I mistakenly deleted around 2,000,000 records from a remote SQL Server 2008 table. The server is not granting me access to the backup files on the server side.
Is there any way to get back these records?
Is your database in full recovery mode?
If yes, are you doing transaction log backups?
If no (not in full recovery mode), restore the last full backup as a database with a different name. (Don't overwrite the database you've already got.) From there, you'll be able to restore whatever records were online at the time of the backup, but you'll lose all of the changes since.
SQL Server keeps logs for each deleted record. You can query these logs via the
fn_dblog SQL Server function.
SELECT [RowLog Contents 0] FROM sys.fn_dblog(NULL, NULL) WHERE AllocUnitName = 'dbo.TableName' AND Context IN ( 'LCX_MARK_AS_GHOST', 'LCX_HEAP' ) AND Operation in ( 'LOP_DELETE_ROWS' ) ;
But this log is in Hex format and you need to convert this Hex format to your actual data.
The article below will help you recover the deleted records in the way defined above:
Unfortunately, we are not going to be able to help you without a lot more information. But from your question, I see that you have deleted what appears to be 2 million records from your database. Most likely you can't recover this information, unless you have full logging on your database and you purchase some very specific tools.
If you can describe in more detail just what it is you think you've done, and why you feel you can't get the records back, and can describe the organization of your database, then we might can help you a little more.

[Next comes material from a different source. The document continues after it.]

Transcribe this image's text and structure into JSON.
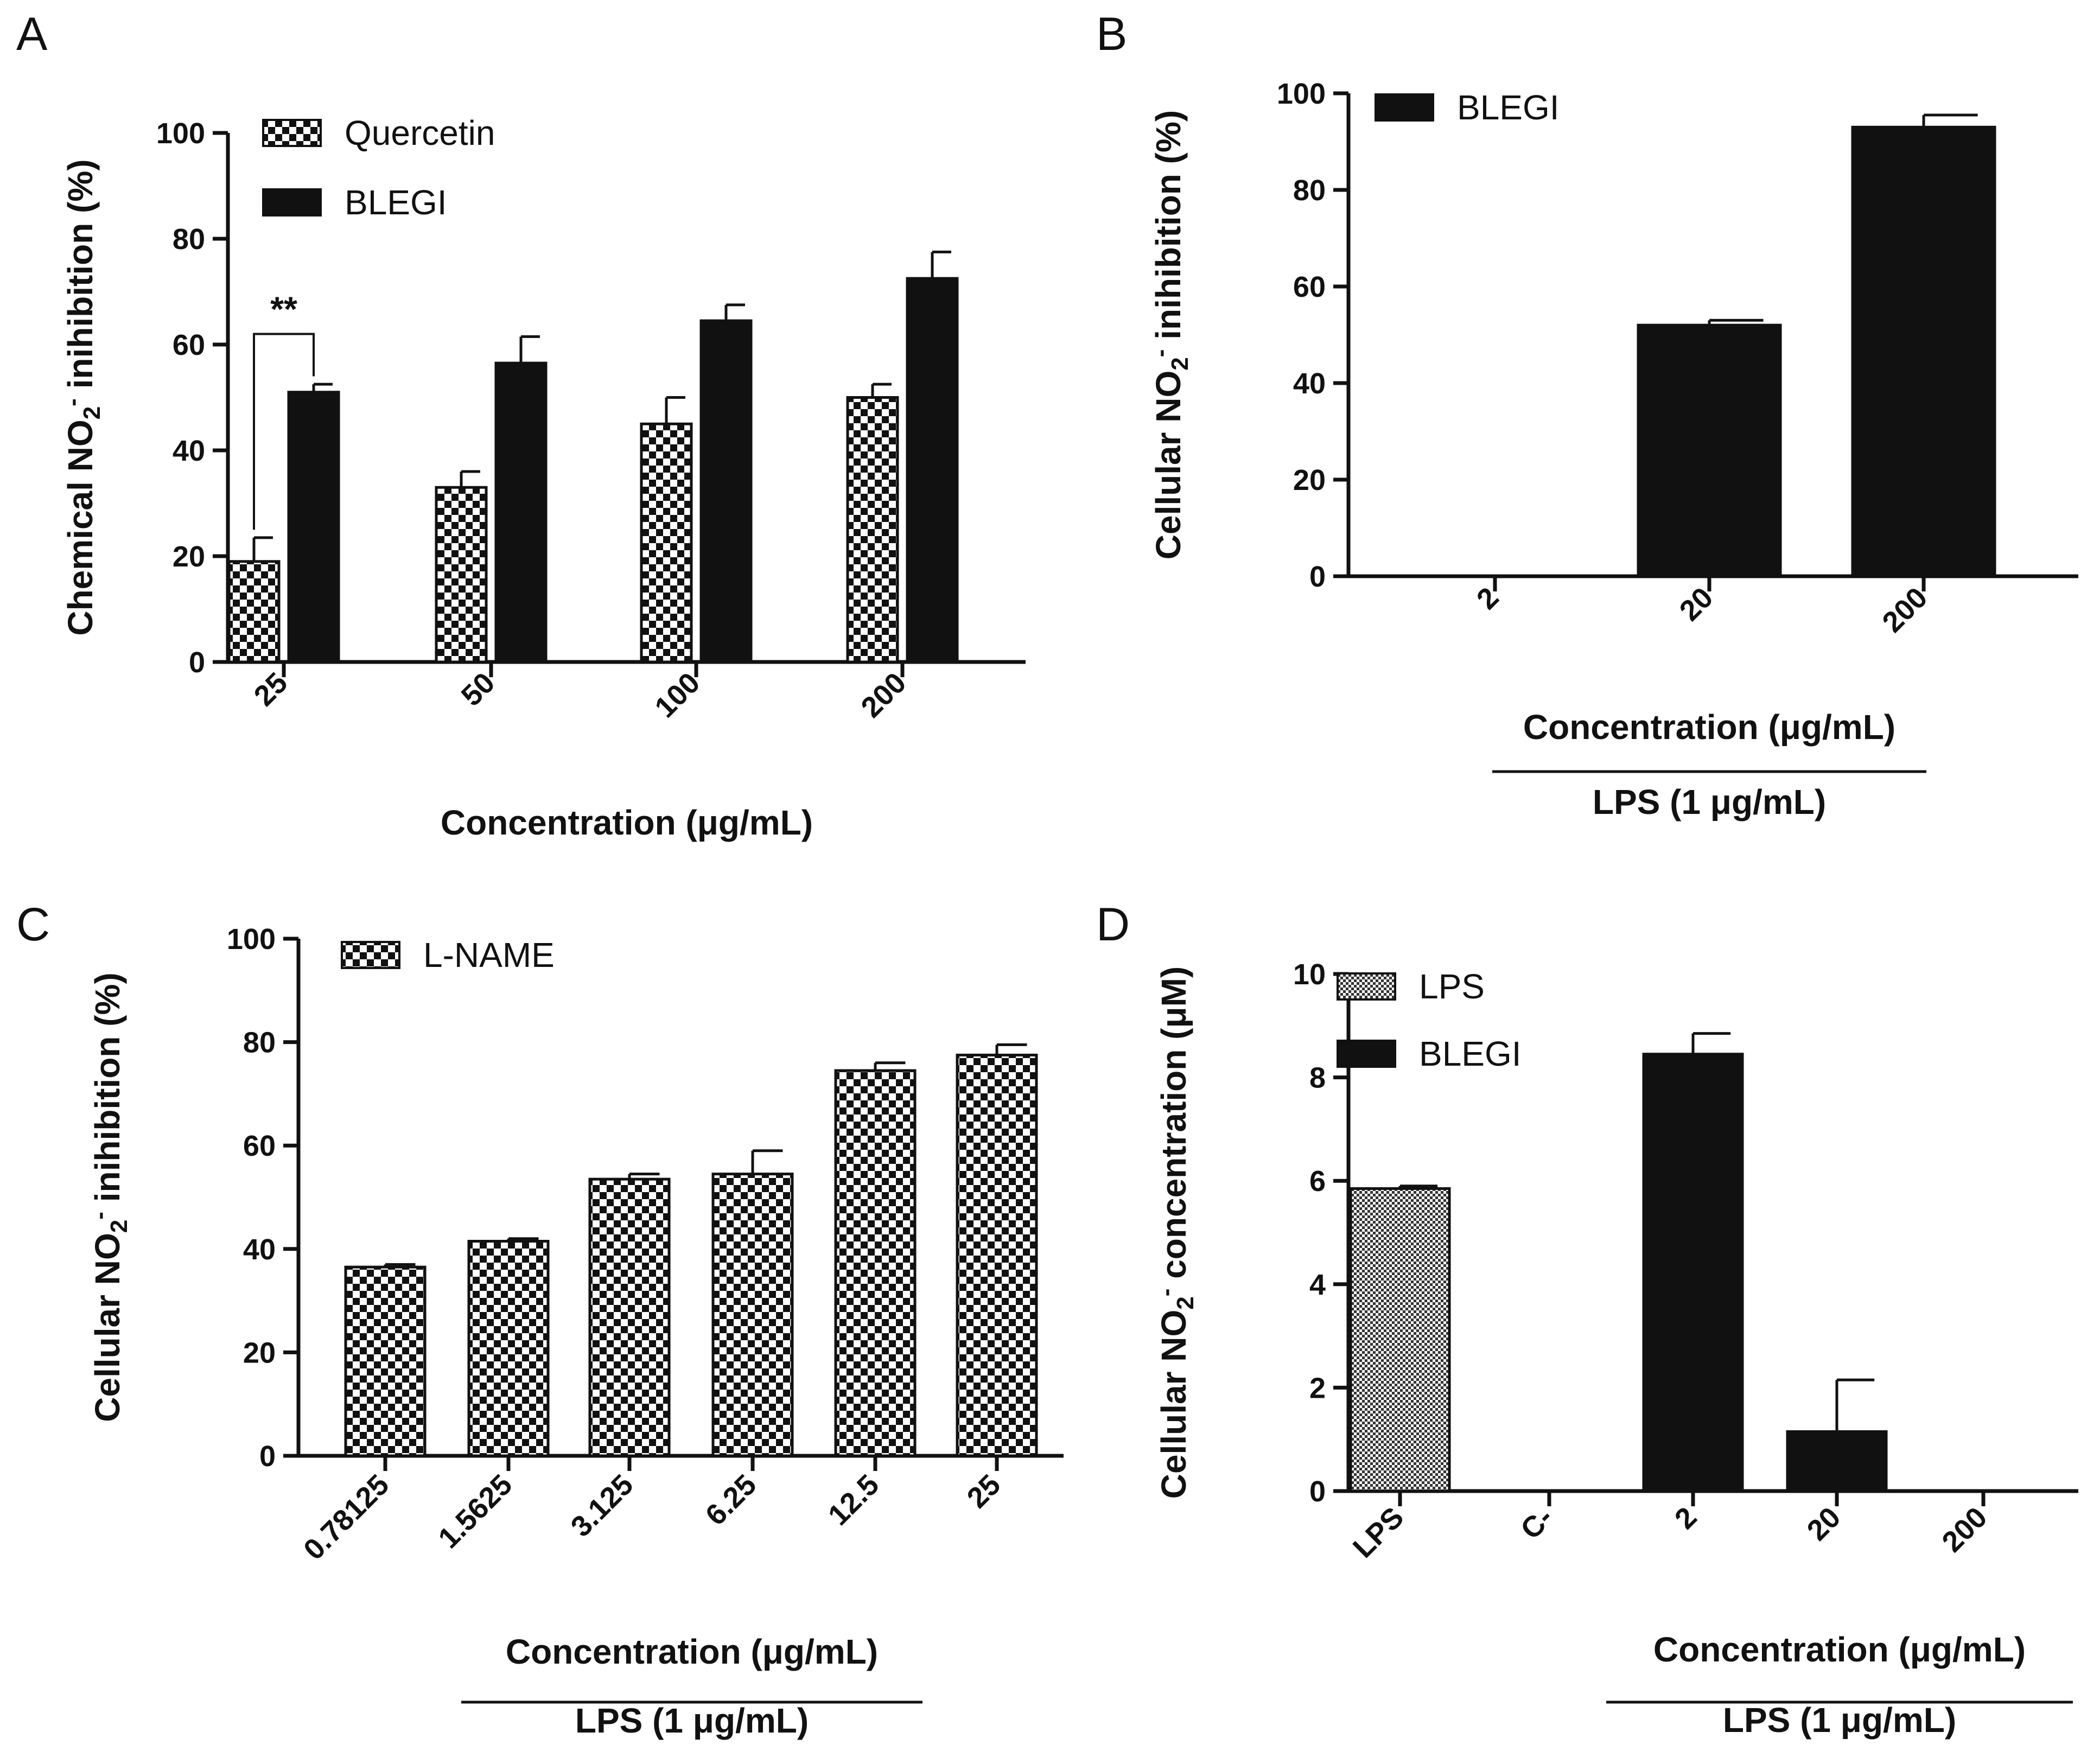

Some general advice: if you think you've deleted 2 million records, you're probably a little freaked out right now. So you should take a five minute break, calm down, and revisit the problem. Also, you should tell your boss right away if it's reasonable (don't wake someone up at 2am to tell them) and that you are working on a solution. Better to admit what's happened than to frantically try to recover and potentially make matters worse and hide the details. Knowing that your boss can help in some way, helps you fix the problem. Like I said, just some general advice.